First quarter performance review
In the first quarter of 2025, AstraZeneca's revenue was US$13.588 billion, a year-on-year increase of 10%, of which product sales reached US$12.875 billion, a year-on-year increase of 9%; R&D investment was US$3.159 billion, a year-on-year increase of 15%.
In the first quarter, AstraZeneca's revenue in the United States was US$5.646 billion, a year-on-year increase of 10%, accounting for 42% of total revenue; China's revenue was US$1.805 billion, a year-on-year increase of 5%, accounting for 13% of total revenue. Currently, China is AstraZeneca's third largest market after the United States and Europe.
Second quarter expectations
The market generally believes that AstraZeneca's second quarter revenue is expected to reach US$14 billion to US$14.2 billion, with a year-on-year growth rate close to the high single-digit to low double-digit range; gross profit margin is likely to remain at about 35%; net profit margin is expected to be around 20%, and adjusted earnings per share are expected to be around US$2.60 to US$2.70.
According to Bloomberg data, analysts expect AstraZeneca's comparable sales in the second quarter to be US$14.119 billion, a year-on-year increase of 9.14%; adjusted earnings per share to be US$2.17, a year-on-year increase of 9.49%.
Main highlights
Promotion of core products
Sales of many of the company's core drugs performed well in the last quarter, and the trend is expected to be further strengthened this quarter. The demand for drugs for lung cancer and breast cancer is still high, and sales are expected to remain stable. Management may increase marketing investment in star products and increase the market penetration of tumor treatment drugs by strengthening cooperation with hospitals and professional institutions. It is necessary to observe whether the core products can have a positive impact on cash flow in the second quarter.
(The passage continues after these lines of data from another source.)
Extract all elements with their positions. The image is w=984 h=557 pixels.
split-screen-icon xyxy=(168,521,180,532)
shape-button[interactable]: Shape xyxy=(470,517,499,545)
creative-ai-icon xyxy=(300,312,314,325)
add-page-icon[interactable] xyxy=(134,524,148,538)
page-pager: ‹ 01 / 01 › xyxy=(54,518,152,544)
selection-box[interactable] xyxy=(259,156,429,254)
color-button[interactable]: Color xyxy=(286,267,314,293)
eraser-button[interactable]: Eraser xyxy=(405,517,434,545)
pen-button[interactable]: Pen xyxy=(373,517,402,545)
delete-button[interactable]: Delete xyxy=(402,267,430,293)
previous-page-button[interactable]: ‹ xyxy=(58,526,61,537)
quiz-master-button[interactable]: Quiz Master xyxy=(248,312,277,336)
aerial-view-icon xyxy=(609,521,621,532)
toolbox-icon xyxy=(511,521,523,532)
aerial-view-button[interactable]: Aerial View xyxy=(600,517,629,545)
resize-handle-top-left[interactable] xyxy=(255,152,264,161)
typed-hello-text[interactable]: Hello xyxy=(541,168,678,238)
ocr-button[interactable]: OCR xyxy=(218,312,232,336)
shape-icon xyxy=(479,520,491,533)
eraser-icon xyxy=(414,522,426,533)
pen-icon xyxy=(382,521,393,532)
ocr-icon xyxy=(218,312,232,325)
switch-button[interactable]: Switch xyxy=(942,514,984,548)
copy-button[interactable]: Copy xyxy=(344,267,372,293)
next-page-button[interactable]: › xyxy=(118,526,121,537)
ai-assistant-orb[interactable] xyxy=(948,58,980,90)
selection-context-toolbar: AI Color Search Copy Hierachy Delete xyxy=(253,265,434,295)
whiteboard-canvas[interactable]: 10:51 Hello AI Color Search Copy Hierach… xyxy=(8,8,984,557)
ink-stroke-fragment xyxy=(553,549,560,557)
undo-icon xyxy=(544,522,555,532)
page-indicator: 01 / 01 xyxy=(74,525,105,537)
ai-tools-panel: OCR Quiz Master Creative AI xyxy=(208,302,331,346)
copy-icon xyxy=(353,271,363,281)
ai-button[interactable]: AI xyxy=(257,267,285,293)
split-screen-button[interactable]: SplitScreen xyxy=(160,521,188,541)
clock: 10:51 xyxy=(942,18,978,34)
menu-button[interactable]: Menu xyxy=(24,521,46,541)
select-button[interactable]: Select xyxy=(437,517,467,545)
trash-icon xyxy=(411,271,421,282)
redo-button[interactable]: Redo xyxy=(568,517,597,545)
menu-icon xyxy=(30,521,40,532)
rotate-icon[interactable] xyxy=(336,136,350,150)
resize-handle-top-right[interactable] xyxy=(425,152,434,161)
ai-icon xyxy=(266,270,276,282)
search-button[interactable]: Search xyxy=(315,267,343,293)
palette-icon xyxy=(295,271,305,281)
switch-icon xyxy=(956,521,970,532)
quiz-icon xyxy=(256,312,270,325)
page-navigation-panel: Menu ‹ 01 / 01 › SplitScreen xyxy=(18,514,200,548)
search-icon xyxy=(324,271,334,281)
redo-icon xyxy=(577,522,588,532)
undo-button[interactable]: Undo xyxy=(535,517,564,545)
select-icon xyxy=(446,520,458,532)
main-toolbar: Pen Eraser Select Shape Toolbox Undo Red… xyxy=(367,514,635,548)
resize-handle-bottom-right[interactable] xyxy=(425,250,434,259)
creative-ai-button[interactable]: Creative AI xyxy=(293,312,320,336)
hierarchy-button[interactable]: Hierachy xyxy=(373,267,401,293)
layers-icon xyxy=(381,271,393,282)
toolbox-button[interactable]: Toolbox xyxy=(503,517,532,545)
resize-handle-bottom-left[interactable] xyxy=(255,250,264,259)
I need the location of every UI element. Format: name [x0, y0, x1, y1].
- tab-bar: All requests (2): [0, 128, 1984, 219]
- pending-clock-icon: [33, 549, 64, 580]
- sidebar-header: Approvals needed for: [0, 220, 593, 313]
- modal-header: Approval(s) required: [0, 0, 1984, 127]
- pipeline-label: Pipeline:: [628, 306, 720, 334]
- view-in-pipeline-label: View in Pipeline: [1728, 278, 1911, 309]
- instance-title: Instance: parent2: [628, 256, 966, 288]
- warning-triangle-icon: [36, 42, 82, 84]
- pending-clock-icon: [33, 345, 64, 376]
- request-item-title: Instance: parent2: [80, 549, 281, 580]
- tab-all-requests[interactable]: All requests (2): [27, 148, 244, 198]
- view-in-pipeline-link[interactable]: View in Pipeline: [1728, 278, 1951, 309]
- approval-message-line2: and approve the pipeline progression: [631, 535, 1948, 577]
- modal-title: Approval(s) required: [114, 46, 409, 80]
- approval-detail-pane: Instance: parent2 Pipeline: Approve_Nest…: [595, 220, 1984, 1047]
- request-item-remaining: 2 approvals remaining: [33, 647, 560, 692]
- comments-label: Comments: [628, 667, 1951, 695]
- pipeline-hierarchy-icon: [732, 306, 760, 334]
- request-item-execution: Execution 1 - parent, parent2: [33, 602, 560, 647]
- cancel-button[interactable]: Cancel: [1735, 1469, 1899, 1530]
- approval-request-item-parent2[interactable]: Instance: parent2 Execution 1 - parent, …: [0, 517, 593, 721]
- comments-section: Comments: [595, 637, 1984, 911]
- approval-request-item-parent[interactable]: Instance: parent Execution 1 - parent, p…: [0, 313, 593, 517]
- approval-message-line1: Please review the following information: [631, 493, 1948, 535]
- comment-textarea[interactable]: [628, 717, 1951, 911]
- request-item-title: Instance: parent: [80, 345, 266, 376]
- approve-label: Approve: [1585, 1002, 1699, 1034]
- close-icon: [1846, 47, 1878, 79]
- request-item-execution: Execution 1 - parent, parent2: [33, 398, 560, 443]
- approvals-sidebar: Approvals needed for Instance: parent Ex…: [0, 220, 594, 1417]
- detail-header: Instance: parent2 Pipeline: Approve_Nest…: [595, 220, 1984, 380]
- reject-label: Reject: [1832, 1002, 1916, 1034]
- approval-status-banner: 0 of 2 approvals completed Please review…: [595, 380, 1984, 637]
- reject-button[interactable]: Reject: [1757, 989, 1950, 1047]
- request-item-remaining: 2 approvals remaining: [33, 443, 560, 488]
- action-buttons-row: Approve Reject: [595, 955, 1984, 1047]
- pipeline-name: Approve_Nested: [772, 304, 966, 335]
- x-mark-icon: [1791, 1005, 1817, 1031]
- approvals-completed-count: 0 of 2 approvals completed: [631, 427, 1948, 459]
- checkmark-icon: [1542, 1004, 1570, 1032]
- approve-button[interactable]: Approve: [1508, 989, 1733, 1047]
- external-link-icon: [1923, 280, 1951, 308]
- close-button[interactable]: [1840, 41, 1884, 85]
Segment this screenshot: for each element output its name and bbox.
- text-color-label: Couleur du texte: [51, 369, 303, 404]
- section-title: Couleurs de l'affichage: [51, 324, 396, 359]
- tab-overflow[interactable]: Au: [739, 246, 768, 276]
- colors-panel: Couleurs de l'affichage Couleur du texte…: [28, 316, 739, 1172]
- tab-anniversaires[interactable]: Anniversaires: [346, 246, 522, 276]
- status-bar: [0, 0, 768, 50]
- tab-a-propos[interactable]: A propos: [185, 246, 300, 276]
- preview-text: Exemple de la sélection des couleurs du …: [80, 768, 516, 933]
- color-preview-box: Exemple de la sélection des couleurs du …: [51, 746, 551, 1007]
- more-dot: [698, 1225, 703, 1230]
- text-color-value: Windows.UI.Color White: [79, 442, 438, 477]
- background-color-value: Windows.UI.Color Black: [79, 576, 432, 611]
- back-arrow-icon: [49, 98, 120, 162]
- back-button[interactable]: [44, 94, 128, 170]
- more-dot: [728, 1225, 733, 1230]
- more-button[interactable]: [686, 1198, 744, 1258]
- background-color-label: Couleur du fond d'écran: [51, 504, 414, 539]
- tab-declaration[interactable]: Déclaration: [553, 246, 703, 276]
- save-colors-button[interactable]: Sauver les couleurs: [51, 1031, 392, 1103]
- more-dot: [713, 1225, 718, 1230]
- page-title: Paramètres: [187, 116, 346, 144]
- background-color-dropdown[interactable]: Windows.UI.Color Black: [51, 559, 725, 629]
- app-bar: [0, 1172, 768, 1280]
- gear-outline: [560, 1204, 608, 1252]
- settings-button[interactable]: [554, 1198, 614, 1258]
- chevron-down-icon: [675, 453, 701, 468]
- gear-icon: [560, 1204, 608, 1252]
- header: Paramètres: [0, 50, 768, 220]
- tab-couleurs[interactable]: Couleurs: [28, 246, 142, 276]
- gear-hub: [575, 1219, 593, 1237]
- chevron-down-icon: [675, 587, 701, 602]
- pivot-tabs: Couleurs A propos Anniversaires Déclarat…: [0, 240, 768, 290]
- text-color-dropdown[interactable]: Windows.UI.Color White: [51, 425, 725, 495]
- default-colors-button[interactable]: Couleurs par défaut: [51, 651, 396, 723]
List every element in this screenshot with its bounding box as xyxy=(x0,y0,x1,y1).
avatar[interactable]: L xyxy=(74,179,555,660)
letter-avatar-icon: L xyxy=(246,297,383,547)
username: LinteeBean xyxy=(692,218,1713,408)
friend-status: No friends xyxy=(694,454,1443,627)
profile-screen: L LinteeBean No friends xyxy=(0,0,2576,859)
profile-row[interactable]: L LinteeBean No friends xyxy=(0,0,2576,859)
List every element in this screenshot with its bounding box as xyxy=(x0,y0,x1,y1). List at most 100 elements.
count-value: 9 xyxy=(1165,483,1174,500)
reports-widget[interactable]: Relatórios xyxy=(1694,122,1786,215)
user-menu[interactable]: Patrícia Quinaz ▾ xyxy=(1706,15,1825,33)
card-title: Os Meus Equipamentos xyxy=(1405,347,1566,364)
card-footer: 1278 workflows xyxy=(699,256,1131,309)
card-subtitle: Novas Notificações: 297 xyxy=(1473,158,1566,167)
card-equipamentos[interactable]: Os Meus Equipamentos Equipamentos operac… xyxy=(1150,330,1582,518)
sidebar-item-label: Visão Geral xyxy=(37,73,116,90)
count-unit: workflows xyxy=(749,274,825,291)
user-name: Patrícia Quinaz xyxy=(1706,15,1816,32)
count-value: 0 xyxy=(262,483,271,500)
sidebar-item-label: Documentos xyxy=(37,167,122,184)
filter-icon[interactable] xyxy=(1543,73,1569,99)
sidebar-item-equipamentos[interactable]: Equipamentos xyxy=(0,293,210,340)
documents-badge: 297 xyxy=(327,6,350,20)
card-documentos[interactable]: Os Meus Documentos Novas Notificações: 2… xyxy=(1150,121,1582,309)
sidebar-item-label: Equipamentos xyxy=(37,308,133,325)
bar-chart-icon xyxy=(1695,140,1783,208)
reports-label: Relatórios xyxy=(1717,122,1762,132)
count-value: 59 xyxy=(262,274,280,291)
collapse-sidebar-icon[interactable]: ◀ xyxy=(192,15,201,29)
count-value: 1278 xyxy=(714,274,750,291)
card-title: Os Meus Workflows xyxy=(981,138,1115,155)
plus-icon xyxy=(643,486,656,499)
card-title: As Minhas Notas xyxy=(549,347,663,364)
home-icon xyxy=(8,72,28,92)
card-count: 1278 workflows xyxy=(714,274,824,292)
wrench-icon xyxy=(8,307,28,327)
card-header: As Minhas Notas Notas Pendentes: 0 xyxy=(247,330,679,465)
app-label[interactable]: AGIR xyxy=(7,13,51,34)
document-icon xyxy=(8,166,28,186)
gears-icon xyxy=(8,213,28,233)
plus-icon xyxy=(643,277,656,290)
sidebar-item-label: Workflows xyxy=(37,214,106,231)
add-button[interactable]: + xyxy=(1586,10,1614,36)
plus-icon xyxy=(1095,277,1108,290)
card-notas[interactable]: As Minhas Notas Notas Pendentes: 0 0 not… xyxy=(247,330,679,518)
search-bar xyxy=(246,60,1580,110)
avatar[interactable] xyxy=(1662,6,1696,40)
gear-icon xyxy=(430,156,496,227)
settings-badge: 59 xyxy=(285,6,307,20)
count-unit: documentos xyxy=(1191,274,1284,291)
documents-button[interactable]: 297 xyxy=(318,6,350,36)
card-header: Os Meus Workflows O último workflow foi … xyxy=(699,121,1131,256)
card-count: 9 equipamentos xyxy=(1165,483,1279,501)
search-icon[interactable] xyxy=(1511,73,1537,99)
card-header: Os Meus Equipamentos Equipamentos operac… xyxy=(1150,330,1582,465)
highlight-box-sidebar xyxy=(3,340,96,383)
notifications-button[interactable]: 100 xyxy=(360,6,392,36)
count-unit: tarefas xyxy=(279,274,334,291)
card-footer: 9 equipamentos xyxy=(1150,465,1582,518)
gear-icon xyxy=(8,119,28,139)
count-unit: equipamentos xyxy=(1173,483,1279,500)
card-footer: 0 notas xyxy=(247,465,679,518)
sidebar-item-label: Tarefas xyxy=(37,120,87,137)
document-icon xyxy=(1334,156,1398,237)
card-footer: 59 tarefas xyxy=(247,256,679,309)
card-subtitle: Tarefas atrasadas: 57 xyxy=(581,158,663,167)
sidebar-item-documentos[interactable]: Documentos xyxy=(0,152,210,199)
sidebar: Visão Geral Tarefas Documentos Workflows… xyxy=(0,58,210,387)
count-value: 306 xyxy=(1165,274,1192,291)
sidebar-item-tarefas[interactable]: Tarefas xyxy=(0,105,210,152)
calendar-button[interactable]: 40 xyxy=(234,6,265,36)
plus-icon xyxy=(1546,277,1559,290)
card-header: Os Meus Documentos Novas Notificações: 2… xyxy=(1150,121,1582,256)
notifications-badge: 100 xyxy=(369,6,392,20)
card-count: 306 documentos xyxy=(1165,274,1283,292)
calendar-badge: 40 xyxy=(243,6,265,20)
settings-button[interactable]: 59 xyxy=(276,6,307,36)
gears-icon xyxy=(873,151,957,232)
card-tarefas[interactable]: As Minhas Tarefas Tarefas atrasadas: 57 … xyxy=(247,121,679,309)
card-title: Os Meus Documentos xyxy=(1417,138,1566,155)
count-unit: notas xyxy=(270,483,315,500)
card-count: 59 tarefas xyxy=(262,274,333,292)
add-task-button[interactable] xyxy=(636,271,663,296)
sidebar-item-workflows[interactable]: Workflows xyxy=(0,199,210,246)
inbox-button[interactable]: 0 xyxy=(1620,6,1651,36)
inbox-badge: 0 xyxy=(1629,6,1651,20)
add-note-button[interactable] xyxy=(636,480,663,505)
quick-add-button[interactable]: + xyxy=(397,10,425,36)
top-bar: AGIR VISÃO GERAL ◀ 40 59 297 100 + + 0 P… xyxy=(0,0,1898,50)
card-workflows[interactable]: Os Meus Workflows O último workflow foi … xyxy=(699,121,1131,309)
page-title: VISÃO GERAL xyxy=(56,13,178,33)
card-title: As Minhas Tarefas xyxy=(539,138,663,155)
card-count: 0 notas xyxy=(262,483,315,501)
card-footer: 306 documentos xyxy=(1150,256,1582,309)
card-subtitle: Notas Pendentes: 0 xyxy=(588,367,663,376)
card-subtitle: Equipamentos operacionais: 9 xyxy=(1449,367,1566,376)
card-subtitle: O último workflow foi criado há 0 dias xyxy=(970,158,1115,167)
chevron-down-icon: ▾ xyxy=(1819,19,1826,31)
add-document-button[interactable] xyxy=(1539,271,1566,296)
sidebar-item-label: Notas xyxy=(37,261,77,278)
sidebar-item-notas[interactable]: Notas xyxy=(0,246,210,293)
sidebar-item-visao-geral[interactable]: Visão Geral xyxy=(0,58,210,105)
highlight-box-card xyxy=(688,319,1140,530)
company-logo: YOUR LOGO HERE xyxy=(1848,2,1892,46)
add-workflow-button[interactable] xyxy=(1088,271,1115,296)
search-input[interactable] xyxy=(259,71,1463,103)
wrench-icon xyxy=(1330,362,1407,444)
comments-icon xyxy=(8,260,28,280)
External cooperation and R&D investment
The company continued to increase external cooperation or M&A investment this quarter to obtain stronger R&D capabilities and more new drug licenses. This strategy is conducive to AstraZeneca's continued introduction of innovative therapies and advanced technologies. Some key clinical trials are entering the late stage. If positive data can be obtained and regulatory approval is successfully obtained, investor sentiment will be significantly boosted. External cooperation is not simply to expand the product line, but also to strengthen its own technology accumulation and core R&D capabilities. This investment can increase growth potential.
Rich product lines and business layout provide support
If the revenue growth trend of the previous quarter can be continued this quarter and stable profitability can be maintained, the market's expectations for its valuation may be further raised. Overall, the company's diversified product lines and relatively stable business layout will become the main support points in the next stage, and also lay the foundation for it to gain more space in the fierce competition in the pharmaceutical field.